The reason for this, Stein explained, was because the US “does not and really never has viewed the PKK as a threat”.
“The group is a clear threat to Turkey and Ankara views US actions as making that threat worse,” he said.
“Therefore, the US provided things to manage that threat to Turkey, which is basically about reassuring Ankara.”
After the US began directly supporting the YPG in its fight against the Islamic State (ISIS) group, it continuously sought to reassure Ankara that it still supported it in its campaign against the PKK.
Washington repeatedly insisted that the YPG and PKK are distinct while reaffirming that it still designated the latter a terrorist organization.
In November 2018, the US State Department placed multi-million-dollar bounties on three PKK leaders. Ankara, however, remained dissatisfied, with Turkish President Recep Tayyip Erdogan declaring: “We know very well how those who declare PKK terrorists and place bounties on their leaders work together with them.”
The suspension of Nomad Shadow may indicate that the US is giving up on its attempts at delicately balancing its strategic alliance relationship with Turkey and its far more ad-hoc tactical relationship with the YPG in light of Operation Peace Spring.
It is also indicative of Washington’s deep displeasure with Ankara’s offensive and its increased willingness to suspend such joint initiatives with it.
This has put Ankara in a bind.
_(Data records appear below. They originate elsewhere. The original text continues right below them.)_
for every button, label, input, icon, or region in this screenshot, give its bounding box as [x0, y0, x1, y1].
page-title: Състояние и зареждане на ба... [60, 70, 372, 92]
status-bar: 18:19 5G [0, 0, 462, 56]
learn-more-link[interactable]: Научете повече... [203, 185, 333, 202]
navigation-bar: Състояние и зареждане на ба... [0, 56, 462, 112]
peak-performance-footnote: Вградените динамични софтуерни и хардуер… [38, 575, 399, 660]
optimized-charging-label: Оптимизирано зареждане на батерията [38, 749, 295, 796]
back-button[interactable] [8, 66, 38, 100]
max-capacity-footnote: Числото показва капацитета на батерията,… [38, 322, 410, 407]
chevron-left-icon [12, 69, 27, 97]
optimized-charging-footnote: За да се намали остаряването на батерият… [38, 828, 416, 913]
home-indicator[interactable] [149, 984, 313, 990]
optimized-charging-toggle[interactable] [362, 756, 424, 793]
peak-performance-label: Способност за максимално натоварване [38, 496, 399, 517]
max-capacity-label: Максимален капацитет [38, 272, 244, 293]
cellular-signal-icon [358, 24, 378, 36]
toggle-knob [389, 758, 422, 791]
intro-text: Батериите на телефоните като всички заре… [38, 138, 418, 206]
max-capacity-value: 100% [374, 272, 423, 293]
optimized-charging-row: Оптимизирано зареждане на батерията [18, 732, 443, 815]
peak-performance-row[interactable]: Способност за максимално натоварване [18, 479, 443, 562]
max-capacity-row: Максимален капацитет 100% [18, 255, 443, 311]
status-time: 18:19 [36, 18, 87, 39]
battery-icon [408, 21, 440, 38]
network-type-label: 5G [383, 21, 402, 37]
Stein noted that any move on Turkey’s part to lift the program’s suspension “would suggest Ankara actually needs these US drones”.
“Beyond basic security, this would entail tacitly admitting that Turkish drones need help,” he said, which would be “politically problematic” for Ankara.
“Ankara has built up its own capabilities that do more than what this program was providing, so while the US systems are more capable than Turkey’s, they do not do so much more to make the political cost of indicating a reliance on the US worth it for the civilian leadership,” Stein said.
It remains unclear just how substantially this suspension has, or will, directly affect Turkey’s overall ability to target the PKK in the Kurdistan Region.
“This [suspension] makes the anti-PKK campaign more difficult and more costly for Turkey,” claimed one US official cited by Reuters.
However, Nomad Shadow was arguably much more useful for Turkey when it began in 2007 since Ankara hadn’t yet developed a formidable drone capability at the time.
In 2007, the Turkish military’s only drones were a small fleet of old unarmed American-made General Atomic Gnat 750 reconnaissance drones it purchased in 1995. Ankara later purchased a fleet of IAI Heron drones from Israel in 2010.
Since then, Turkey successfully developed several indigenously-built drones, both armed and unarmed, that are by most accounts quite effective. Today, Turkey’s drones frequently fly over the Kurdistan Region and have assassinated several senior PKK officials in the past two years.
Beginning in August 2018, with its assassination of senior PKK member Zaki Shingali, Ankara demonstrated its capability of directly locating and targeting the PKK leadership.
Turkey’s subsequent assassination of senior PKK members over the past year, including Serhat Varto and Diyar Gareeb, amply demonstrated the advancements in Turkey’s strike capabilities in recent years.
It’s unclear, however, how much, if any, US intelligence gathered through Nomad Shadow contributed to the success of these targeted assassinations.
While the suspension of that operation certainly constitutes yet another setback in US-Turkish relations, it may not constitute a major military setback for Turkey in its perennial conflict with the PKK.